TORONTO, ONTARIO–(Marketwired – Dec. 7, 2017) – Tangelo Games Corp. (“Tangelo” or the “Company”) (TSX VENTURE:GEL), a leading developer and operator of social casino games, announces that the Company has satisfied the outstanding conditions of the waiver and amendment agreement (the “Amendment“) with its lenders to amend certain terms of its outstanding credit agreement (see press release dated November 27, 2017). Tangelo previously completed a secured debt financing pursuant to an amended and restated credit agreement dated November 16, 2015, which amended the terms of a prior credit agreement dated January 30, 2015, as amended among the Company, as borrower, the subsidiaries of Tangelo, as credit parties, a syndicate of lenders (the “Lenders“), and the Lenders' administrative agent, Third Eye Capital Corporation (the “Facility“).
The Company received TSX Venture Exchange approval to amend the term of 35,000,000 non- transferrable warrants issued by the Company to the Lenders. These warrants will now expire on April 30, 2019, contemporaneous to the new maturity date of the Facility in connection with the Amendment.
The Company has also entered into settlement agreements (the “Settlement Agreements“) with two creditors whereby Tangelo has agreed to issue common shares of the Company at a deemed price of $0.05 per common share in full and final settlement of the amounts owing to such creditors (the “Shares for Debt Settlement“). Pursuant to the Settlement Agreements, $181,000 in debt will be settled and a total of 3,620,000 common shares will be issued to the creditors, which would represent less than 2% of the issued and outstanding common shares of Tangelo following the completion of the Shares for Debt Settlement.

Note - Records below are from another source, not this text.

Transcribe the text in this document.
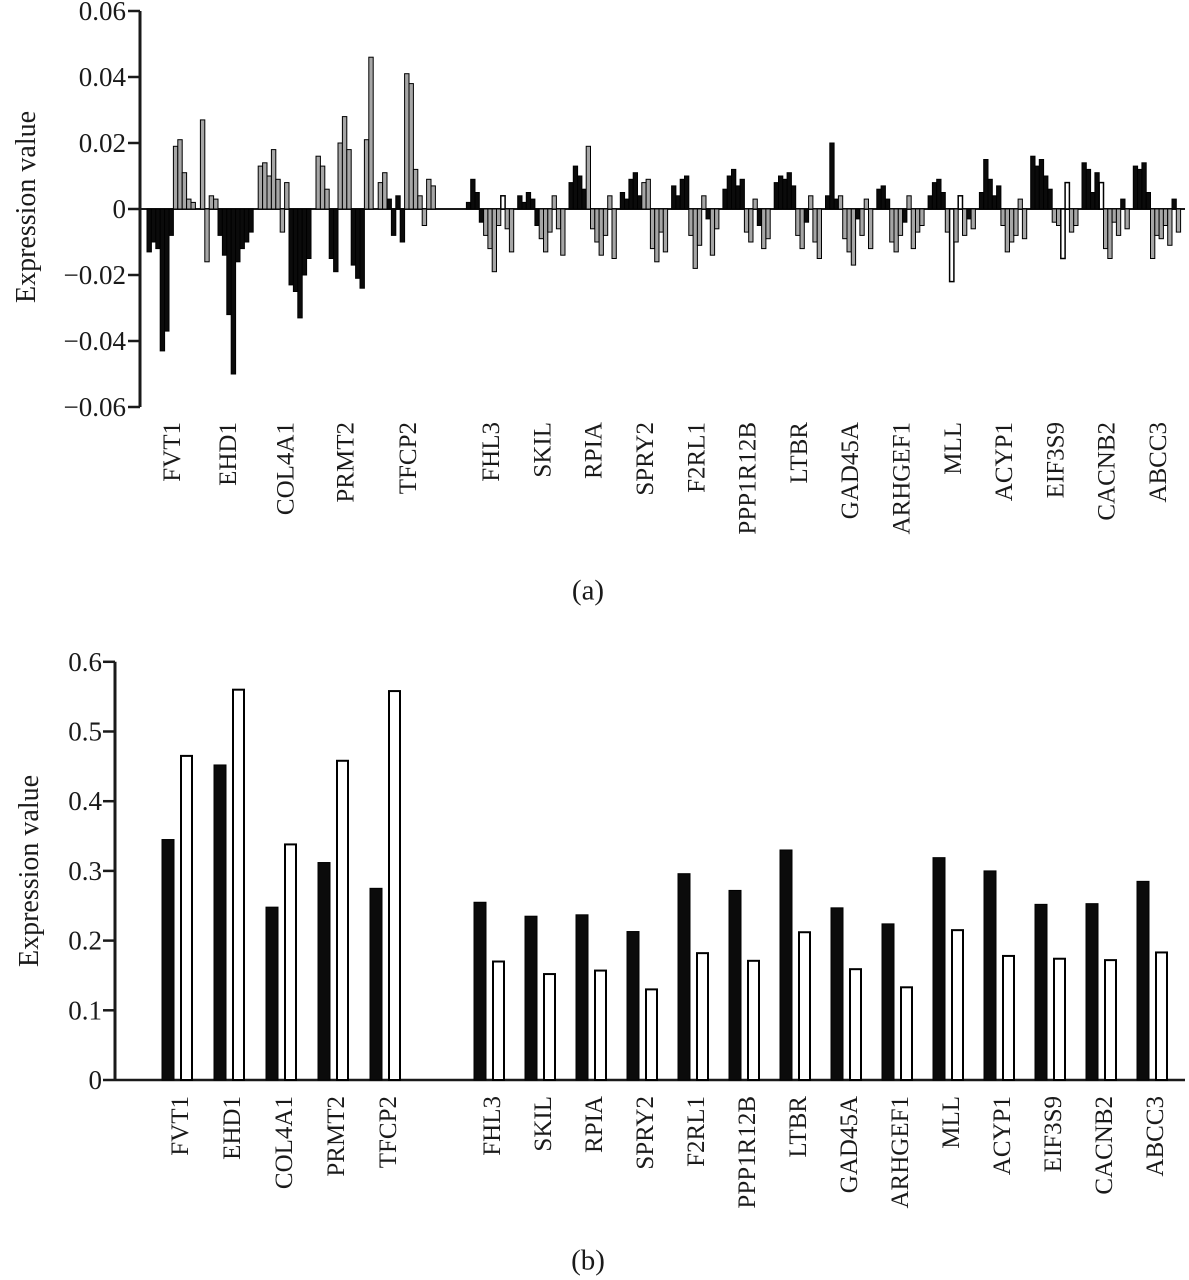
0.06
0.04
0.02
0
−0.02
−0.04
−0.06
FVT1 EHD1 COL4A1 PRMT2 TFCP2 FHL3 SKIL RPIA SPRY2 F2RL1 PPP1R12B LTBR GAD45A ARHGEF1 MLL ACYP1 EIF3S9 CACNB2 ABCC3
0
0.1
0.2
0.3
0.4
0.5
0.6
FVT1 EHD1 COL4A1 PRMT2 TFCP2	FHL3 SKIL RPIA SPRY2 F2RL1 PPP1R12B LTBR GAD45A ARHGEF1 MLL ACYP1 EIF3S9 CACNB2 ABCC3
Expression value
Expression value
(a)
(b)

The board and management of Tangelo believe that the proposed Shares for Debt Settlement is in the best interests of the Company as it conserves cash.
The Shares for Debt Settlement has been conditionally approved by the TSX Venture Exchange and the related common shares will be issued today.
About Tangelo Games
Tangelo Games Corp., the parent company of Diwip and Akamon, formerly known as Imperus Technologies Corp., is a developer of social and mobile gaming for PC, Mac, iOS and Android platforms. Diwip and Akamon design, develop and distribute their top ranked social casino- themed games within online social networks (such as Facebook) and mobile platforms (such as Android and iPhone). All of the Diwip and Akamon games are free to play and generate revenue primarily through the in-game sale of virtual coins.
Caution Regarding Forward-Looking Information:
Certain statements in this press release may constitute “forward-looking information” which involves known and unknown risks, uncertainties and other factors which may cause the actual results, performance or achievements of the Company to be materially different from any future results, performance or achievements expressed or implied by such forward-looking information. When used in this press release, such forward-looking information may use such words as “may”, “will”, “expect”, “believe”, “plan” and other similar terminology. Forward-looking information includes, but is not limited to, statements regarding the Amendment, the amendment of the term of the Warrants, the shares for debt settlement and the business of the Company. Forward-looking information is provided for the purpose of presenting information about management's current expectations relating to the future events and the operating performance of the Company, and readers are cautioned that such information may not be appropriate for other purposes. The forward-looking statements involve a number of risks and uncertainties. These risks and uncertainties include, but are not limited to, regulatory requirements, general economic, market or business conditions and future developments in the sectors of the economy in which the business of Tangelo operates. The foregoing list of factors is not exhaustive. Please see the Company's short form prospectus dated March 27, 2015, the Company's Annual Information Form dated November 11, 2015 and other documents available on www.sedar.com, for a more detailed description of the risk factors. The Company undertakes no obligation to update publicly or revise any forward-looking information, whether a result of new information, future results or otherwise, except as required by law.
NEITHER TSX VENTURE EXCHANGE NOR ITS REGULATION SERVICES PROVIDER (AS THAT TERM IS DEFINED IN THE POLICIES OF THE TSX VENTURE EXCHANGE) ACCEPTS RESPONSIBILITY FOR THE ADEQUACY OR ACCURACY OF THIS RELEASE.